This is archived documentation for v1.6.0. Go to the latest version.

Set up GEMGEM limits recommendations

GEM limits recommendations

You can configure GEM limits to protect a system from any data sender (be it a machine or a person) who inadvertently sends or queries too much data, which can cause the system to run out of resources and crash. The limits also ensure a quality of service and fairness of a service across your user base.

GEM has the concept of tenants and an API where you are able to administer the limits set for your tenants. This is the preferred way to manage your limits and keep your system stable. The GEM Plugin for Grafana allows you to easily set these limits from inside your Grafana installation.
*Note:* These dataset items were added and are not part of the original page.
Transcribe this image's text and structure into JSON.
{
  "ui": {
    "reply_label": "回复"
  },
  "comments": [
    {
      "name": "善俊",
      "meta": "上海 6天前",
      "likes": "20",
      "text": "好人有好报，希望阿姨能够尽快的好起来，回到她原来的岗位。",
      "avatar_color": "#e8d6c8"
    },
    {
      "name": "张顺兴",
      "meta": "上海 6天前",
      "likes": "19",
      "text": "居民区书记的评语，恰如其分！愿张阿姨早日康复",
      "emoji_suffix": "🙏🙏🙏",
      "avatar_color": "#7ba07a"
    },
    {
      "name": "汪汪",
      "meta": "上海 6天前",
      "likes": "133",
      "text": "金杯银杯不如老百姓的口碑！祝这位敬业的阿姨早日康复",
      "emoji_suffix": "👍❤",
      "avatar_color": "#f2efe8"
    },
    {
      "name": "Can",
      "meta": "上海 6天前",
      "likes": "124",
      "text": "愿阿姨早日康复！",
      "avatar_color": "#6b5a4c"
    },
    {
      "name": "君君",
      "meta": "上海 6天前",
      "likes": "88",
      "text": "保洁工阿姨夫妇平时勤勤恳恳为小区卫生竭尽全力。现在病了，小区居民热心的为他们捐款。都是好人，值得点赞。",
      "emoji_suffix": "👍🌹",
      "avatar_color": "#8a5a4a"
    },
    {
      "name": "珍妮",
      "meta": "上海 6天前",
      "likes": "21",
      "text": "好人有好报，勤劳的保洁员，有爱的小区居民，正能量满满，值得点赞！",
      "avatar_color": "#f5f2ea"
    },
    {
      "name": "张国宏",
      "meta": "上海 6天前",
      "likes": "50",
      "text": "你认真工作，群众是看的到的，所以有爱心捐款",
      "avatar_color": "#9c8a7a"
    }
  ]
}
Since GEM 1.5.0, a self-monitoring __system__ tenant is available to help determine some of these limit values. For instructions on how to enable self-monitoring, please see the self-monitoring page.

If you do not have self-monitoring enabled or are using an earlier version of GEM, you need to query an external monitoring Prometheus to determine these values.

> Note: The terms tenant, and user are synonymous within the context of limit names; these terms all reference the same concept.

Global limits and configuration

You can use the following configuration options in your configuration file for all relevant GEM components or you can set them via CLI flags. Before making limits changes to individual tenants, restart the system. This stabilizes the system before you configure it using the API or plugin.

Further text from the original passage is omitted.